It doesn't freeze, Bob. We call anything we put on patches, "Lube", spit, plain water, oils, greases, whatever. What this concotion does or doesn't do is freeze on the muzzle or part way down the bore when we are loading it, as spit or plain water does during the "cooler" months, up here, so we started using winter windshield washer fluid + a bit of oil many years ago and if it ain't broke - kind of thing.
Some guys were using Windex, but that was a lot more expensive than WWWF. A gallon lasts a whole year, or more depending on the amount of shooting one does, of course.
I use pre-cut, pre-lubed patches nowadays, although I used to always cut at the muzzle, long time ago when I had lots of spit. Now, I find it's easier to use precuts, prelubed.
The mount of oil introduced will vary with each person - I add the oil as it seems to slow the evapouration in the summer time and will remain in the patch to help 'lube' if the patches do dry somewhat. Having the lubed patches stored in a more water proof container in the summer time is a good idea - Speer bullet boxes in the smaller sizes work very well but are bright yellow plastic, a bit hard on the eyes.
I use about 1 ounce of oil per 10 ounces of liquid. Shake to blend then pour over the patches - pour out the excess back into the bottle, gently squeeze out the excess with a finger and pour that back into the bottle- done. The patches are wet, but not dripping-out-of-the-box & into the pouch-type wet, but wet. If you are getting crunchy loading, your patch is too thin or not enough lube to clean each shot previously fired.
Note- If I had to wait 10 or 15 minutes between shots, I'd probably wipe the bore between shots when using water based lubes. If using oils or greases, I'd re-load right away and not have trouble with dried fouling. After the shot is fired, the fouling is soft, due to moisture from the previous shot. Reloading with a wet patch is easy as the fouling (of previous shot) is not completely dry and the wet patch easily pushes the previous shot's fouling down the bore.

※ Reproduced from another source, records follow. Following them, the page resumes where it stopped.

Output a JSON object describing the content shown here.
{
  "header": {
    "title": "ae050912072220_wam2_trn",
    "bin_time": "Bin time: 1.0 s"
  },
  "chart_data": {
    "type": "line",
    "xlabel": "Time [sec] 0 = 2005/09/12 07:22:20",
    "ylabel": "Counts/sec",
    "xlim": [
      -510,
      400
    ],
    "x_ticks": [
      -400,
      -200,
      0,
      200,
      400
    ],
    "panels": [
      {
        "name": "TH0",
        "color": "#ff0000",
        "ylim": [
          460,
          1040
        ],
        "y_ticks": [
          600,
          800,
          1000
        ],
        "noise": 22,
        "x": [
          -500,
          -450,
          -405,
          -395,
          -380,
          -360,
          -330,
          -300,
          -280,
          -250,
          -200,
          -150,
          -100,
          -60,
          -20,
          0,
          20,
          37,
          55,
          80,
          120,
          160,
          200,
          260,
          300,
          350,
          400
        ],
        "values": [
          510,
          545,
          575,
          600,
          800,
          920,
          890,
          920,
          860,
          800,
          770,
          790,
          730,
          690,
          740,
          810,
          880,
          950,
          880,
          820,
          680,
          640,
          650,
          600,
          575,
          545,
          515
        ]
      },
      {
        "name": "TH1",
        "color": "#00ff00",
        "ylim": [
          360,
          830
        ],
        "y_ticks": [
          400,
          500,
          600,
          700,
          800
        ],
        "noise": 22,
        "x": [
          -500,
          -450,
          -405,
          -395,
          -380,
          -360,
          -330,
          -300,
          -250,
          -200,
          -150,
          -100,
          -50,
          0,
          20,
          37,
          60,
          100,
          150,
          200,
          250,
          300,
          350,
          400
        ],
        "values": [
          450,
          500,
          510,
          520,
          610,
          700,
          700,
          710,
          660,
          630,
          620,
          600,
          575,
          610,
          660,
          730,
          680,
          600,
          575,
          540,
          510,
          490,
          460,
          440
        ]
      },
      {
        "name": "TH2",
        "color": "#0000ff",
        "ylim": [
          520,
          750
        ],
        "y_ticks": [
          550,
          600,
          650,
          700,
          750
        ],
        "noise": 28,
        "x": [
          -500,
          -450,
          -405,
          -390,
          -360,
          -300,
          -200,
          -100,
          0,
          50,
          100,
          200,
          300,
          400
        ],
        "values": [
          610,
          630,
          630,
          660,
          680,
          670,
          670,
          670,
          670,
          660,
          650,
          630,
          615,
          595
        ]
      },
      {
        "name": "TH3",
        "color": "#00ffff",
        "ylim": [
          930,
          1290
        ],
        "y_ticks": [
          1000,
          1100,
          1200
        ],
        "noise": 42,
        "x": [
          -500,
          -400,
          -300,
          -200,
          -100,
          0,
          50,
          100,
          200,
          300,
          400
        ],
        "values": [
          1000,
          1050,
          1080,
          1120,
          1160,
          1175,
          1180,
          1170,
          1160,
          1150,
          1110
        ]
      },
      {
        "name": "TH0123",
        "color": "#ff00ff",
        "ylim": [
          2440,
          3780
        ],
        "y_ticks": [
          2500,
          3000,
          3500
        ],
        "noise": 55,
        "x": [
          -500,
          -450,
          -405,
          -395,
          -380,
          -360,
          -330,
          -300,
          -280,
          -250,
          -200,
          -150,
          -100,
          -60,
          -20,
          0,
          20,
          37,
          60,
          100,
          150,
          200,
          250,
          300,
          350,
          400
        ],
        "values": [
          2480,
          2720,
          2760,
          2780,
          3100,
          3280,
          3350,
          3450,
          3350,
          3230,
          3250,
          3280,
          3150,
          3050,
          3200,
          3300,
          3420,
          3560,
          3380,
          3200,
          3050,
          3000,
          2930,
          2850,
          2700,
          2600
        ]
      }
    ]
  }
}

Note, also - you can actually have a load combination that seemingly shoots "cleanly" with no fouling buildup yet is still blowing by slightly (brown scorch streaks on the patch from the grooves) or the patches are being stressed too much - ie: almost cut when loading, yet the load is not as accurate as it should be- as the patch is too thin.
I found this with my new .50, using an 8 ounce denim which I measured at .020" & a .495 ball. The combination shot cleanly, but there was some blowby - visible by a couple brown scorch marks on picked up patches. The next time out, I had switched to the heavier railroad ticking I measured at .0235", loading was still easy, patches were litterally re-useable, no scorch marks with perfect sealing & no stressing of the material by the lands upon loading. Upon cleaning the rifle & lock in the small stainless bucket I'm suing now, mind you I only fired about 50 shots using 3drams of 2F and the combination noted, the water was just a light greyish and still quite clear. I had fired the last load with about 15 or 20gr. of powder and a standard patched ball, thus cleaning out almost all of the fouling buildup in the breech area. The water only tasted slightly sulfurish - YES.
I currently use Sucrets tins along with the trackofthewolf fire-starter hinged boxes, their glasses boxes or the their (about 2 5/8"" dia.) snuff (or whatever they are) containers also make good patch containers for wet patches, especially for large patches.
I try to anticipate how many patches I'll need for any given 'shoot' and only lube up that number as applying lube several times increases the oil content with each re-application of 'lube' and thus has the possibility to change point of impact or accuracy. Some guns, like my 14 bore, do not seem to care what lube or how much is there.